Donald Trump first developed his half-baked plan to annex Canada in late 2024. But the ensuing torrent of headline-grabbing threats make it feel like a lifetime ago. Does anyone even remember those good old days when Pierre Poilievre’s Conservatives were set to sweep the Liberals from power? Back in early 2025, politics watchers could choose from not one but two biographies of the rising Conservative leader. These books were coded as “pro-Poilievre” and “anti-Poilievre.” But the reality was more complicated. Andrew Lawton wrote a bog-standard political hagiography, Pierre Poilievre, albeit with a heavy dash of ambivalence about the most nakedly ambitious man in Ottawa. Mark Bourrie’s portrait, Ripper, is more negative, but it also pays Poilievre the compliment of taking him seriously. Bourrie could have written a straight-up hit piece, attacking Poilievre’s smarm and snark, his thin skin and casual cruelty. Instead, he composed an urgent narrative about creeping right-wing authoritarianism.

Ripper, writes Bourrie, “is about Pierre Poilievre’s world as much as it is about the man himself.” That world included “the almost unique political opportunities that existed in Calgary in the late 1980s” and 1990s when the Reform Party was ascendant and young conservatives such as Jason Kenney, Danielle Smith, Rob Anders and Poilievre rose to prominence. Since then, writes Bourrie, Poilievre “has not changed to win over voters; they have shifted to where he is, and we need to understand how and why that’s happened.”

By situating Poilievre in the context of a rising tide of the global far-right, Bourrie shows him to be both a conventional conservative politician by temperament, and an odious figure who has increased polarization and stoked grievance for his own benefit. Since he was a teenager in Calgary, and then an Ottawa MP at age 24, Poilievre has consistently built his brand around two poles: first as stalwart opponent to the liberal (and Liberal) status quo, and secondly as an everyman striving for recognition in the shadow of elites: Preston Manning, Stephen Harper, Justin Trudeau, Mark Carney.

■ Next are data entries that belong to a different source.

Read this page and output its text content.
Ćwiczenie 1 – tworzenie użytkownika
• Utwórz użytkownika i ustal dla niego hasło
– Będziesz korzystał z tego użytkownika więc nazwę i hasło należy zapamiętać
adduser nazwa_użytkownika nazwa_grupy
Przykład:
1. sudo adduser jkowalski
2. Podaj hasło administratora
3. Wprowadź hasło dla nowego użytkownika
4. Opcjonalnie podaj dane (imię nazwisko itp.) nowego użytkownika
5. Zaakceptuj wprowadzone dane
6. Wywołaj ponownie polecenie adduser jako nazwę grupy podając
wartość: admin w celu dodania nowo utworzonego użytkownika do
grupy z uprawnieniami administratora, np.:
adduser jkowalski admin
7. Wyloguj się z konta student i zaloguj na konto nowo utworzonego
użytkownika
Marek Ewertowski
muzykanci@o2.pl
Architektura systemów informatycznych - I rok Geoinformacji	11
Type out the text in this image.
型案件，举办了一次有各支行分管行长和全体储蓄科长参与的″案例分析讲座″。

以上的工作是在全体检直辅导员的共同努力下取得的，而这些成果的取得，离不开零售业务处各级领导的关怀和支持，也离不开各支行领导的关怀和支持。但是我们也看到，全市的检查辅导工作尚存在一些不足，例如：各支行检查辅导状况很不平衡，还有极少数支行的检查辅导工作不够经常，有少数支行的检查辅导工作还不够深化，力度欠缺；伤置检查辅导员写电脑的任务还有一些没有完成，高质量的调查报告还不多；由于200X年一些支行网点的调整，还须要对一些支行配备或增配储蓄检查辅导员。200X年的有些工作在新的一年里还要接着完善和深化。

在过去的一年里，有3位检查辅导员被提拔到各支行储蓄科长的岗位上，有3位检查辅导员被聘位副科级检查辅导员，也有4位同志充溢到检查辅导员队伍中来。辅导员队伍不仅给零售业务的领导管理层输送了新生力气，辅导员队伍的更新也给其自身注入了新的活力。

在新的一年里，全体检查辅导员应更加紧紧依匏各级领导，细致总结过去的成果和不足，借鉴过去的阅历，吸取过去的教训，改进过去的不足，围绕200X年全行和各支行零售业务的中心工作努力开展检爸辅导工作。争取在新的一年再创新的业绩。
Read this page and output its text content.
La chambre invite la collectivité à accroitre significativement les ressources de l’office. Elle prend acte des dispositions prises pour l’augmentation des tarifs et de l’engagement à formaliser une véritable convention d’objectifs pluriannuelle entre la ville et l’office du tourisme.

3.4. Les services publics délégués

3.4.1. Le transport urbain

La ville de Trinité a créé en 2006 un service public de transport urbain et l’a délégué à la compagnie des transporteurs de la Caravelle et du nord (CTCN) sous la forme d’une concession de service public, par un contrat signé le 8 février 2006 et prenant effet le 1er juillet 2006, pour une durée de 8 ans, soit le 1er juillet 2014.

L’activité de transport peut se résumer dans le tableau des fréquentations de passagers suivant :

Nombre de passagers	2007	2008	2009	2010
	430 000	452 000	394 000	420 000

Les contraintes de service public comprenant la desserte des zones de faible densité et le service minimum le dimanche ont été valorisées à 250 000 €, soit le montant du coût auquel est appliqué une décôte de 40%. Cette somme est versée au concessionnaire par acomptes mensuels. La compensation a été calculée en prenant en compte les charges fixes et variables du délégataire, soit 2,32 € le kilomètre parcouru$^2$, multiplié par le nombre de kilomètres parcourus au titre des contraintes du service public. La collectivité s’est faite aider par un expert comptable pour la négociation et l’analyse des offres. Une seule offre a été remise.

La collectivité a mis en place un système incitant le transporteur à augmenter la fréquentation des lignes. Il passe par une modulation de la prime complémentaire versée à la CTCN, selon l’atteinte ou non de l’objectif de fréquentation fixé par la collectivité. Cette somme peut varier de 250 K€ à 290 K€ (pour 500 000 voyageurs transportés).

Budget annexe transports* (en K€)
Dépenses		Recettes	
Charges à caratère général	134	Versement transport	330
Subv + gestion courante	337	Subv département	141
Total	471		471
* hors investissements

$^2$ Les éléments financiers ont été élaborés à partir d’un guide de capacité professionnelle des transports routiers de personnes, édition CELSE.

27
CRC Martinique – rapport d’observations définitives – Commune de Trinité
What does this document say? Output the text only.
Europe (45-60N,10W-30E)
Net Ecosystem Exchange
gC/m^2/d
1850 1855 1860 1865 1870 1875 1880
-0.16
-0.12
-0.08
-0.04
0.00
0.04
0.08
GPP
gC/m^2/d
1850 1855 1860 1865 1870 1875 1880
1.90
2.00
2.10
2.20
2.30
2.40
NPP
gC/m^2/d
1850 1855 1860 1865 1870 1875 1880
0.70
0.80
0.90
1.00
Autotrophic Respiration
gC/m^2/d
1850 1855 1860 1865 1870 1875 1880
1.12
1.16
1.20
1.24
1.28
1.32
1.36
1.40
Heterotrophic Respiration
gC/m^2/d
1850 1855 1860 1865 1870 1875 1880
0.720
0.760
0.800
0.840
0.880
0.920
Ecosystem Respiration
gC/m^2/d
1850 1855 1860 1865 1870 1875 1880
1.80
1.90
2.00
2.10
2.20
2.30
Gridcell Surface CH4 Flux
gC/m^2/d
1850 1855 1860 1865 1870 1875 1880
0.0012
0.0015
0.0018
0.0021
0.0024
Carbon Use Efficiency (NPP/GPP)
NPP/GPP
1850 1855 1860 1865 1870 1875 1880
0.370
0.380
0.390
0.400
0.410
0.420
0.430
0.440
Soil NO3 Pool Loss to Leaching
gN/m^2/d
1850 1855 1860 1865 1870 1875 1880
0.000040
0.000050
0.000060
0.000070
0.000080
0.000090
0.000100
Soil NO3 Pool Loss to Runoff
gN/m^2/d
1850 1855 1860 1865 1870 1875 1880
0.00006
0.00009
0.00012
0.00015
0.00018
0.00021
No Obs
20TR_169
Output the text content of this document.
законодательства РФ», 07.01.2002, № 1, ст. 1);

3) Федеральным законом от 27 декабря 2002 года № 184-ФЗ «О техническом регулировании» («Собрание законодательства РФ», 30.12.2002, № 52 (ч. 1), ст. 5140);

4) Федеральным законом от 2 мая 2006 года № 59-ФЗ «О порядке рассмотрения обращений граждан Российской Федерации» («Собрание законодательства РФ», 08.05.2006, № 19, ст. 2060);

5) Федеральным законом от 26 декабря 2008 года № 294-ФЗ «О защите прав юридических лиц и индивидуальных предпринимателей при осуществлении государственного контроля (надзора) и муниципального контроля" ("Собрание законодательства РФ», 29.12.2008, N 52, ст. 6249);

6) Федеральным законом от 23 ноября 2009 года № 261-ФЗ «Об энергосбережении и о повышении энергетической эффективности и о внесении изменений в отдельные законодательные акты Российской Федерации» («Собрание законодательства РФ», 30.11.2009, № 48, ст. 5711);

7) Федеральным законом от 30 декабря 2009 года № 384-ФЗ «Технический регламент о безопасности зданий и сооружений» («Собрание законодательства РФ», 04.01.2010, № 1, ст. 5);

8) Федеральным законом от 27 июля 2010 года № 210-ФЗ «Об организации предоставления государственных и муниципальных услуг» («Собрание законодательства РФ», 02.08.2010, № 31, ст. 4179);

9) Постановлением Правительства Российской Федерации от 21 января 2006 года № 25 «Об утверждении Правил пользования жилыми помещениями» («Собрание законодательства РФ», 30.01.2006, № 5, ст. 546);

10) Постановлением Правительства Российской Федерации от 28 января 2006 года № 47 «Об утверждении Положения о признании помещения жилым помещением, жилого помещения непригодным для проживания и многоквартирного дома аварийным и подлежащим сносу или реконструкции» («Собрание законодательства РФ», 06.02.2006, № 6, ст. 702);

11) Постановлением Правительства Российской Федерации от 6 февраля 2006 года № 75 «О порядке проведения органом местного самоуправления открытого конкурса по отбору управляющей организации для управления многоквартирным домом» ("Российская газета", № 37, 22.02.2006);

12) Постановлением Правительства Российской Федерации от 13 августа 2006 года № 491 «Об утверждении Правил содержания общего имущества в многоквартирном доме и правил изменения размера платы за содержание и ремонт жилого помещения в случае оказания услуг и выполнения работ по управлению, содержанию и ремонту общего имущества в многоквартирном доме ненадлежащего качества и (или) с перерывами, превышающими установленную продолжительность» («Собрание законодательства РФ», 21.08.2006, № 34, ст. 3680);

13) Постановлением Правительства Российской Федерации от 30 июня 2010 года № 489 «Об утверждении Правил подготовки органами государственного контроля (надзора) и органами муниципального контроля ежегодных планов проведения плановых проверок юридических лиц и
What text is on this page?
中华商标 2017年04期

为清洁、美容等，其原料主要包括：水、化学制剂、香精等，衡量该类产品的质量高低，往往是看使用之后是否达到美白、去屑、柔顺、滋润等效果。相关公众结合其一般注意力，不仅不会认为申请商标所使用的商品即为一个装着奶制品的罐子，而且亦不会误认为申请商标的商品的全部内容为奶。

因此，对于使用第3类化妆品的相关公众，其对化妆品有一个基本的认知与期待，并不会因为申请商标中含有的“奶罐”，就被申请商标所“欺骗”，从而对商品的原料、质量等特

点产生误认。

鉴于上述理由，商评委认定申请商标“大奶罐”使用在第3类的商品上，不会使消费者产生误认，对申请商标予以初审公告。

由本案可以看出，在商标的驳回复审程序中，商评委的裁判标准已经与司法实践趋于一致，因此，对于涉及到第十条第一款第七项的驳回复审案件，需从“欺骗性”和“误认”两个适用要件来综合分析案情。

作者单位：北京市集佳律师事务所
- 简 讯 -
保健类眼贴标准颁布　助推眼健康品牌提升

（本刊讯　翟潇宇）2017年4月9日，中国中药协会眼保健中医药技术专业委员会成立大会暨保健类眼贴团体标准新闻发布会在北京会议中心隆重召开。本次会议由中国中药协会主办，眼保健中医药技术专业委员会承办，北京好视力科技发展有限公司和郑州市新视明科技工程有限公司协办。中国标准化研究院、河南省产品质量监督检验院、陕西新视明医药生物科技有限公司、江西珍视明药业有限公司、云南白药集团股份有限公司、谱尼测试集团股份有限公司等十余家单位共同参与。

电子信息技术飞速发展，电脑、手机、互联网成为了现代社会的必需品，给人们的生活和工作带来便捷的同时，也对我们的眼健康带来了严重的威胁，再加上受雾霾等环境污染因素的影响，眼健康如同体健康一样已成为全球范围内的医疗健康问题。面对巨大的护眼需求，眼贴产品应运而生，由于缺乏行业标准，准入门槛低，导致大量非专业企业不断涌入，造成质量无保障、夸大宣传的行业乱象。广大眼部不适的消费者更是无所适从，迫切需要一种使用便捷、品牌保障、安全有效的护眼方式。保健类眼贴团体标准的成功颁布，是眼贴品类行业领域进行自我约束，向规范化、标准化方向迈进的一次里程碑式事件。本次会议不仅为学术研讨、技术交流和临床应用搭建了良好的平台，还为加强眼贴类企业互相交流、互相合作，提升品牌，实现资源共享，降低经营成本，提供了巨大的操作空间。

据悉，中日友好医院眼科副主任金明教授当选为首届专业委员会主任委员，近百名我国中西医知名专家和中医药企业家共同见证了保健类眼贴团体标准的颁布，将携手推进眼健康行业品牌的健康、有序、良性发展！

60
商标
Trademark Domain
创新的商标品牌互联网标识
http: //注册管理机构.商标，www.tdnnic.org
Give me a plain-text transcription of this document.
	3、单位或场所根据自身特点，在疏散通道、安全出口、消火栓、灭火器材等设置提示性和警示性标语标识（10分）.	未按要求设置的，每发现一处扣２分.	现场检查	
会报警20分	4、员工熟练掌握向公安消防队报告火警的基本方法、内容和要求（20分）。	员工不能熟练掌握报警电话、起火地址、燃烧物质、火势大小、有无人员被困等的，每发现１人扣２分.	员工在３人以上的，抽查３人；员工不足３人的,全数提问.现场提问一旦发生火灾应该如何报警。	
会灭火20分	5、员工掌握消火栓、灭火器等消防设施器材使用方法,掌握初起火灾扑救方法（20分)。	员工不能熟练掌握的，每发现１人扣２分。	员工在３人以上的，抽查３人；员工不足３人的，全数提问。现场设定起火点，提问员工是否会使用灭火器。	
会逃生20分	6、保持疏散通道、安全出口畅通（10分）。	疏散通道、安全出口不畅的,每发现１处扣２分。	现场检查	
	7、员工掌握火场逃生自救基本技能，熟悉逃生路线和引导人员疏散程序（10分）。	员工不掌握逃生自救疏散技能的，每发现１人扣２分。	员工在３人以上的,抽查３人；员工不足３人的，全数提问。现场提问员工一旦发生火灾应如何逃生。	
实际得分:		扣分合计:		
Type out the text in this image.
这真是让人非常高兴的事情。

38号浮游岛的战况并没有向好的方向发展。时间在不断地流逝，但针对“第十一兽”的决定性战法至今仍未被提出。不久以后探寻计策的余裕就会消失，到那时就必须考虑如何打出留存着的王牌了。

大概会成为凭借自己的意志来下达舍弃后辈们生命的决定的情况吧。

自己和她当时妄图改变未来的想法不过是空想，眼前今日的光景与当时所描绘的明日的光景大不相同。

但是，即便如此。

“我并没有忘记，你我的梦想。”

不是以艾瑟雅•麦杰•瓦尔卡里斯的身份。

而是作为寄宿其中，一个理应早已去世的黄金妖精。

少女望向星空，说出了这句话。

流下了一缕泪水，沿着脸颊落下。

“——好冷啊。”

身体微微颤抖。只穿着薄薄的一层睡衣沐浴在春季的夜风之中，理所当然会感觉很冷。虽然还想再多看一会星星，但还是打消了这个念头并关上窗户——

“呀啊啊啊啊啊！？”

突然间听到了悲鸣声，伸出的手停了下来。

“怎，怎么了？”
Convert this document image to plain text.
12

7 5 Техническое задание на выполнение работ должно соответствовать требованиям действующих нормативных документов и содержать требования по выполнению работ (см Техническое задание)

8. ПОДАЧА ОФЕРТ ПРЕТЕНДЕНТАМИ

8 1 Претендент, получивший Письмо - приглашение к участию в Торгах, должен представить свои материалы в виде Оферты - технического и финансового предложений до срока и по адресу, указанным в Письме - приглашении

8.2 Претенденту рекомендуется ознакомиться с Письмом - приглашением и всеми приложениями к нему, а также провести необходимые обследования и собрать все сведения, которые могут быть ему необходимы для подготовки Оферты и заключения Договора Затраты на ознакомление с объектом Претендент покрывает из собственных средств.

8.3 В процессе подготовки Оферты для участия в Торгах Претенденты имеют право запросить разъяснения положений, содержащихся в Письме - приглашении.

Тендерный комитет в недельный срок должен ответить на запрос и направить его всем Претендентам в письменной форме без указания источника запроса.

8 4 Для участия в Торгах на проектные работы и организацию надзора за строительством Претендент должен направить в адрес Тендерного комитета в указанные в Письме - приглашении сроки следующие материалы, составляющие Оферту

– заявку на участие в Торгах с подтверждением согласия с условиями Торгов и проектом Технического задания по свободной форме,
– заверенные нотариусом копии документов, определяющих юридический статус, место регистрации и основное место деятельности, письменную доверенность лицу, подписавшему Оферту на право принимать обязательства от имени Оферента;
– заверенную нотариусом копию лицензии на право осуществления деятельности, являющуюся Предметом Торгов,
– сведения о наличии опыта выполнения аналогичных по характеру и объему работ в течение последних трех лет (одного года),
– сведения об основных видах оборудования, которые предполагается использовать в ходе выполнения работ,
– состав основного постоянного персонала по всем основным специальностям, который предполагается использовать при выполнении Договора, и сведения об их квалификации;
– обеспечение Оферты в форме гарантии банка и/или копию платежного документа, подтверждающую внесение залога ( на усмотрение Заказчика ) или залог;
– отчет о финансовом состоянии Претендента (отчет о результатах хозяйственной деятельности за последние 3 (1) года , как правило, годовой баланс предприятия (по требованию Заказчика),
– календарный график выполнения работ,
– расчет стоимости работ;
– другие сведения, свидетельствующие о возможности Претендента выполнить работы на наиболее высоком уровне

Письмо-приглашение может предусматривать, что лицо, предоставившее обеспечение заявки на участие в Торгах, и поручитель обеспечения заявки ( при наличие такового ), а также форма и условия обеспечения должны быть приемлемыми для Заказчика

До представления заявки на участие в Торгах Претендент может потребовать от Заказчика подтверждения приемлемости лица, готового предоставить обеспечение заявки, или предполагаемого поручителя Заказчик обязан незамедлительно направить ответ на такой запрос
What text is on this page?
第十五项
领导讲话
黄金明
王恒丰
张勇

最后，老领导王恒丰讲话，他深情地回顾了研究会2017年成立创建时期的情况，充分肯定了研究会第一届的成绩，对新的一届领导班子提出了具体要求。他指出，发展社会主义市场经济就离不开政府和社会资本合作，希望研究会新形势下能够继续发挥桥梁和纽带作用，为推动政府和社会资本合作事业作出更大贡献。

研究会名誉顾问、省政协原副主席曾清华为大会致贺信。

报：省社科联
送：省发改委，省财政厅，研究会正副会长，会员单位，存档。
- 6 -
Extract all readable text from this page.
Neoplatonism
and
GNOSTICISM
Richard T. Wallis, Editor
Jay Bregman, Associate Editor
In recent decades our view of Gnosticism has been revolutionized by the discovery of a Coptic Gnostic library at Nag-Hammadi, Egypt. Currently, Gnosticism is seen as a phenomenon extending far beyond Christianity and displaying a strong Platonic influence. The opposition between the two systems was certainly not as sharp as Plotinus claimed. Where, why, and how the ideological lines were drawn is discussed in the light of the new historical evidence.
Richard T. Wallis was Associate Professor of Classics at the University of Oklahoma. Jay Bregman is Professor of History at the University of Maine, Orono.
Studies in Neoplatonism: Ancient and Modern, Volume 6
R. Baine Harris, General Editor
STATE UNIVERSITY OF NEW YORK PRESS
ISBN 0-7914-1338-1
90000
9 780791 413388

As party leader, to his own detriment, Poilievre styled himself as the “anti-Trudeau”—sneery where Justin Trudeau was sincere, sharp where Trudeau was soft. He ditched the glasses, hit the gym and shrunk his T-shirts, the better to contrast his ultimate fighter physique with Trudeau’s milder yoga-dad appearance. Laser-focused on Trudeau’s supposed flaws, Poilievre left it to the opinion polls to make the case for his own leadership potential. Mark Carney exploited this glaring error in judgment.

Mixed results in the 2025 election—increasing Conservative seats but losing his own—may ultimately define the Poilievre brand more than catchy, alliterative slogans and social media influence. Rejected by his Ottawa riding, Poilievre limped home to Alberta to try again—in the safest Conservative seat in Canada—both prodigal son and Laurentian carpetbagger.

Political biographies are often strangely hollow. This one fills the void with context. Bourrie gives us a sordid story of dirty money, foreign interference, US-born conspiracies, homegrown racism and post-truth populism that elevates the winning and maintaining of power above the public good.

You won’t learn what makes Poilievre tick. But his lack of self-awareness is as well-documented as it is banal. He’s hardly the first politician to use public office as a prophylactic against introspection. Nevertheless, read this book for Bourrie’s wrathful takedown of the egotism, infighting, backbiting and corruption that threaten Canadian democracy. If that’s not enough for you, read it for the story about the time a prime minister made Poilievre cry. Spoiler alert: it wasn’t Trudeau.

Marc D. Froese is a professor of political science and the director of international studies at Burman University.